Public health professionals also need to be reminded that dissemination of knowledge does not always translate to dissemination of behaviour change. To effectively change behaviour at the population level, we need to carefully design our interventions.

In our study, the intervention adopted social marketing techniques. These techniques apply marketing principles to create, communicate and deliver value that influences target audience behaviour that benefits society as well as the target audience. We deployed all six social marketing benchmark criteria — behavioural objective, audience segmentation, audience research, exchange, marketing mix and competition — which is rare in physical activity interventions in older populations. Sophisticated social marketing processes should sharpen intervention strategies to achieve actual behaviour change (not just knowledge improvement) at the population level.

121011_うんなんポスター2種
An example of a poster based on social marketing techniques [“If such a short distance is fine, I’m a regular walker, too.” Everybody walks for a short distance. Walk for 10 minutes for good function of lower back and knees ♪]
Though not always practical or feasible, the design of our study (cluster randomised trial) is considered the optimal design to develop practice-based evidence. The original one-year result from this project received the highest quality ranking (ie, lowest risk of bias) in a review article of 33 studies examining the effectiveness of community-wide interventions. Further high-quality studies and systematic reviews could yield deeper insights into effective population approaches to promote physical activity.

Read more:

Kamada M, Kitayuguchi J, Abe T, et al. Community-wide intervention and population-level physical activity: a 5-year cluster randomized trial. International Journal of Epidemiology, dyx248, Epub 7 Dec 2017, https://doi.org/10.1093/ije/dyx248.

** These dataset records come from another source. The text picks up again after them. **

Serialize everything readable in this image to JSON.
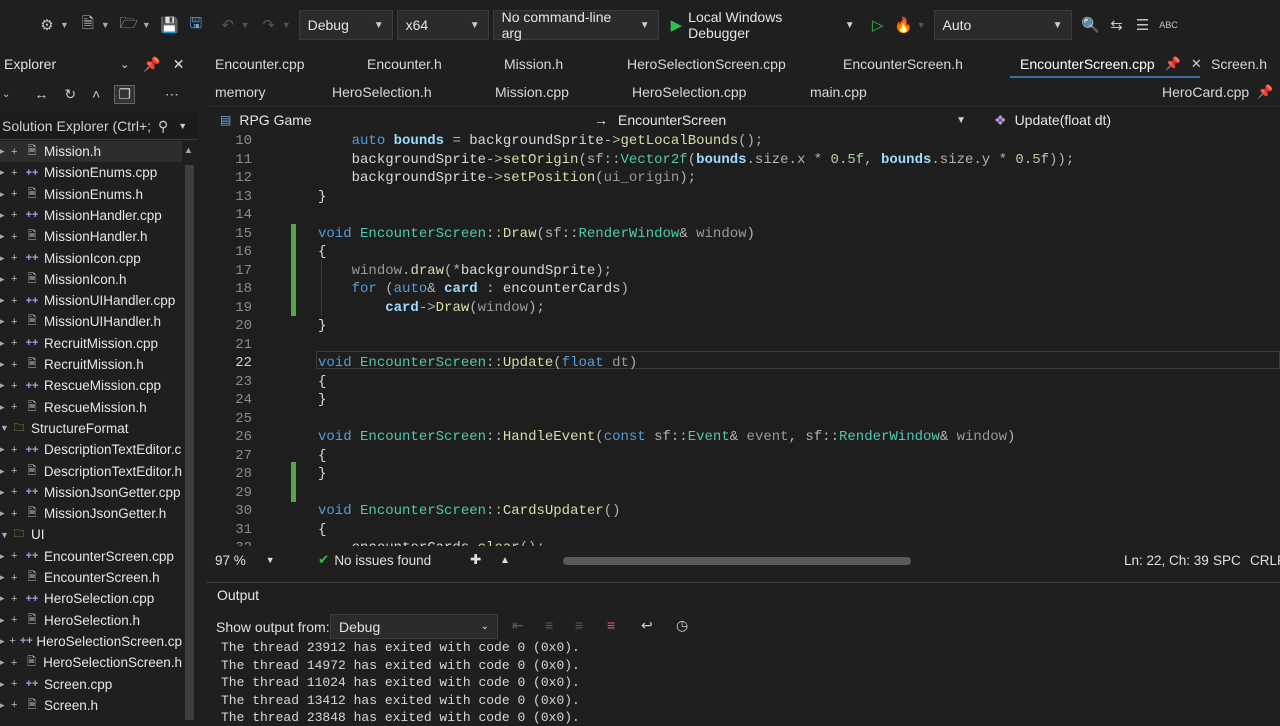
{
  "toolbar": {
    "config": "Debug",
    "platform": "x64",
    "cmdline": "No command-line arg",
    "debugger": "Local Windows Debugger",
    "auto": "Auto"
  },
  "solution_explorer": {
    "title": "Explorer",
    "search_placeholder": "Solution Explorer (Ctrl+;",
    "items": [
      {
        "label": "Mission.h",
        "kind": "h"
      },
      {
        "label": "MissionEnums.cpp",
        "kind": "cpp"
      },
      {
        "label": "MissionEnums.h",
        "kind": "h"
      },
      {
        "label": "MissionHandler.cpp",
        "kind": "cpp"
      },
      {
        "label": "MissionHandler.h",
        "kind": "h"
      },
      {
        "label": "MissionIcon.cpp",
        "kind": "cpp"
      },
      {
        "label": "MissionIcon.h",
        "kind": "h"
      },
      {
        "label": "MissionUIHandler.cpp",
        "kind": "cpp"
      },
      {
        "label": "MissionUIHandler.h",
        "kind": "h"
      },
      {
        "label": "RecruitMission.cpp",
        "kind": "cpp"
      },
      {
        "label": "RecruitMission.h",
        "kind": "h"
      },
      {
        "label": "RescueMission.cpp",
        "kind": "cpp"
      },
      {
        "label": "RescueMission.h",
        "kind": "h"
      },
      {
        "label": "StructureFormat",
        "kind": "folder"
      },
      {
        "label": "DescriptionTextEditor.c",
        "kind": "cpp"
      },
      {
        "label": "DescriptionTextEditor.h",
        "kind": "h"
      },
      {
        "label": "MissionJsonGetter.cpp",
        "kind": "cpp"
      },
      {
        "label": "MissionJsonGetter.h",
        "kind": "h"
      },
      {
        "label": "UI",
        "kind": "folder"
      },
      {
        "label": "EncounterScreen.cpp",
        "kind": "cpp"
      },
      {
        "label": "EncounterScreen.h",
        "kind": "h"
      },
      {
        "label": "HeroSelection.cpp",
        "kind": "cpp"
      },
      {
        "label": "HeroSelection.h",
        "kind": "h"
      },
      {
        "label": "HeroSelectionScreen.cp",
        "kind": "cpp"
      },
      {
        "label": "HeroSelectionScreen.h",
        "kind": "h"
      },
      {
        "label": "Screen.cpp",
        "kind": "cpp"
      },
      {
        "label": "Screen.h",
        "kind": "h"
      }
    ]
  },
  "tabs_row1": [
    "Encounter.cpp",
    "Encounter.h",
    "Mission.h",
    "HeroSelectionScreen.cpp",
    "EncounterScreen.h",
    "EncounterScreen.cpp",
    "Screen.h"
  ],
  "tabs_row2": [
    "memory",
    "HeroSelection.h",
    "Mission.cpp",
    "HeroSelection.cpp",
    "main.cpp",
    "HeroCard.cpp"
  ],
  "navbar": {
    "project": "RPG Game",
    "scope": "EncounterScreen",
    "member": "Update(float dt)"
  },
  "editor": {
    "line_numbers": [
      "10",
      "11",
      "12",
      "13",
      "14",
      "15",
      "16",
      "17",
      "18",
      "19",
      "20",
      "21",
      "22",
      "23",
      "24",
      "25",
      "26",
      "27",
      "28",
      "29",
      "30",
      "31",
      "32"
    ],
    "code": {
      "l10_auto": "auto",
      "l10_bounds": "bounds",
      "l10_eq": " = ",
      "l10_bg": "backgroundSprite",
      "l10_arrow": "->",
      "l10_fn": "getLocalBounds",
      "l10_tail": "();",
      "l11_bg": "backgroundSprite",
      "l11_arrow": "->",
      "l11_fn": "setOrigin",
      "l11_sf": "(sf::",
      "l11_ty": "Vector2f",
      "l11_p1": "(",
      "l11_b1": "bounds",
      "l11_m1": ".size.x * ",
      "l11_n1": "0.5f",
      "l11_c": ", ",
      "l11_b2": "bounds",
      "l11_m2": ".size.y * ",
      "l11_n2": "0.5f",
      "l11_tail": "));",
      "l12_bg": "backgroundSprite",
      "l12_arrow": "->",
      "l12_fn": "setPosition",
      "l12_p": "(",
      "l12_arg": "ui_origin",
      "l12_tail": ");",
      "l13": "}",
      "l15_void": "void",
      "l15_cls": "EncounterScreen",
      "l15_sep": "::",
      "l15_fn": "Draw",
      "l15_sf": "(sf::",
      "l15_ty": "RenderWindow",
      "l15_amp": "& ",
      "l15_prm": "window",
      "l15_tail": ")",
      "l16": "{",
      "l17_win": "window",
      "l17_dot": ".",
      "l17_fn": "draw",
      "l17_p": "(*",
      "l17_bg": "backgroundSprite",
      "l17_tail": ");",
      "l18_for": "for",
      "l18_p": " (",
      "l18_auto": "auto",
      "l18_amp": "& ",
      "l18_card": "card",
      "l18_colon": " : ",
      "l18_cards": "encounterCards",
      "l18_tail": ")",
      "l19_card": "card",
      "l19_arrow": "->",
      "l19_fn": "Draw",
      "l19_p": "(",
      "l19_win": "window",
      "l19_tail": ");",
      "l20": "}",
      "l22_void": "void",
      "l22_cls": "EncounterScreen",
      "l22_sep": "::",
      "l22_fn": "Update",
      "l22_p": "(",
      "l22_float": "float",
      "l22_dt": " dt",
      "l22_tail": ")",
      "l23": "{",
      "l24": "}",
      "l26_void": "void",
      "l26_cls": "EncounterScreen",
      "l26_sep": "::",
      "l26_fn": "HandleEvent",
      "l26_p": "(",
      "l26_const": "const",
      "l26_sf": " sf::",
      "l26_ev": "Event",
      "l26_amp": "& ",
      "l26_evp": "event",
      "l26_c": ", sf::",
      "l26_rw": "RenderWindow",
      "l26_amp2": "& ",
      "l26_win": "window",
      "l26_tail": ")",
      "l27": "{",
      "l28": "}",
      "l30_void": "void",
      "l30_cls": "EncounterScreen",
      "l30_sep": "::",
      "l30_fn": "CardsUpdater",
      "l30_tail": "()",
      "l31": "{",
      "l32_cards": "encounterCards",
      "l32_dot": ".",
      "l32_fn": "clear",
      "l32_tail": "();"
    }
  },
  "editor_status": {
    "zoom": "97 %",
    "issues": "No issues found",
    "position": "Ln: 22, Ch: 39",
    "spacing": "SPC",
    "eol": "CRLF"
  },
  "output": {
    "title": "Output",
    "show_from_label": "Show output from:",
    "source": "Debug",
    "lines": [
      "The thread 23912 has exited with code 0 (0x0).",
      "The thread 14972 has exited with code 0 (0x0).",
      "The thread 11024 has exited with code 0 (0x0).",
      "The thread 13412 has exited with code 0 (0x0).",
      "The thread 23848 has exited with code 0 (0x0)."
    ]
  }
}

Masamitsu Kamada is a research fellow at the Department of Social and Behavioral Sciences, Harvard T.H. Chan School of Public Health, and the Sasakawa Sports Foundation Overseas Research Fellow. His research focuses on physical activity epidemiology and population health interventions.

I-Min Lee is an associate epidemiologist at the Division of Preventive Medicine, Brigham and Women’s Hospital, and a professor at the Harvard Medical School and the Harvard T.H. Chan School of Public Health.

Ichiro Kawachi is the John L. Loeb and Frances Lehman Loeb Professor of Social Epidemiology and Chair of the Department of Social and Behavioral Sciences at the Harvard T.H. Chan School of Public Health.

One thought on “Can we promote physical activity at the population level?

  1. It doesn’t help that there are more people sitting down using computers all day. That is a big part of the problem of inactivity in 2020 / 2021.